After you confirm the dataset is useful, write the paginated results to disk for analysis in another tool. This example collects the streamed records and saves them as formatted JSON.

import { writeFileSync } from "node:fs";
import { BusinessClient } from "datafiniti-sdk";

const sdk = BusinessClient.fromEnv();

const BUSINESS_VIEW = [
  { name: "name" },
  { name: "address" },
  { name: "city" },
  { name: "province" },
  { name: "postalCode" },
  { name: "categories" },
  { name: "phones" },
  { name: "rating" },
];

const query = sdk
  .query()
  .country("US")
  .city("Austin")
  .categories("Restaurant")
  .build();

const results = [];

for await (const business of sdk.paginate({
  query,
  pageSize: 100,
  maxRecords: 500,
  view: BUSINESS_VIEW,
})) {
  results.push(business);
}

writeFileSync("austin-restaurants.json", JSON.stringify(results, null, 2));

console.log(`Exported ${results.length} restaurants to austin-restaurants.json`);

When the export succeeds, the working directory contains austin-restaurants.json with one business record per array item.
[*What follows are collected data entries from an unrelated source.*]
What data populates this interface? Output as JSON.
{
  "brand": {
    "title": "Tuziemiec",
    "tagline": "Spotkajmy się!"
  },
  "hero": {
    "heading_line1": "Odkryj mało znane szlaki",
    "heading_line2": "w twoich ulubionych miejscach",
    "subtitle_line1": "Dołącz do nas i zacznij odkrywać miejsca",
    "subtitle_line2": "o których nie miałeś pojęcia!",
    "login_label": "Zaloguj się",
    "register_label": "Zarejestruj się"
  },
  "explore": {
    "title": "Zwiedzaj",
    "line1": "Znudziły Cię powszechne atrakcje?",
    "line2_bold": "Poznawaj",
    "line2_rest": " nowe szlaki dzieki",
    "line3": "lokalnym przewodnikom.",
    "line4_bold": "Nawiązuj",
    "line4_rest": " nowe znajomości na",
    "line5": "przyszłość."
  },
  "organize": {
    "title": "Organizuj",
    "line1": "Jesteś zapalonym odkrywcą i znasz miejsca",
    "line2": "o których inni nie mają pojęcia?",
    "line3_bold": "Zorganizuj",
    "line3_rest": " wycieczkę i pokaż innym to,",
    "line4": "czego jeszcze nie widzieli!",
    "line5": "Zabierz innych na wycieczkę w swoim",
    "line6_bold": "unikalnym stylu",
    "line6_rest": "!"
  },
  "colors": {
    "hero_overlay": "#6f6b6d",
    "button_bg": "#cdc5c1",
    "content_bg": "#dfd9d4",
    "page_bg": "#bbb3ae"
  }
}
For the complete guide on finding local restaurants with geolocation, see Find Local Restaurants Using GeoLocation.

Error handling

Wrap SDK calls in a try/catch to handle API errors. The SDK throws a typed DatafinitiApiError when the API returns an error response or a request fails after its automatic retries.

import { BusinessClient, DatafinitiApiError } from "datafiniti-sdk";

const sdk = BusinessClient.fromEnv();

try {
  const response = await sdk.search({ query: 'country:US AND categories:"Restaurant"', numRecords: 5 });
  console.log(`Matches: ${response.num_found}`);
} catch (err) {
  if (err instanceof DatafinitiApiError) {
    console.error(`API error ${err.statusCode}: ${err.message}`, err.errors);
  } else {
    throw err;
  }
}

Code breakdown

SectionWhat it does
import { BusinessClient, DatafinitiApiError } from "datafiniti-sdk"Imports the client class and the typed error class from the datafiniti-sdk package.
try { ... } catch (err) { ... }Runs the search and catches any error the SDK throws.
err instanceof DatafinitiApiErrorNarrows the error to the SDK's typed API error so its fields are safely accessible.
err.statusCode, err.message, err.errorsThe HTTP status code, a human-readable message, and the array of error details returned by the API.

The client automatically retries retryable failures (HTTP 408, 429, 5xx, and network errors) up to maxRetries times (default 3). You can tune maxRetries and timeoutMs when constructing the client: new BusinessClient({ apiKey, maxRetries: 5, timeoutMs: 90000 }).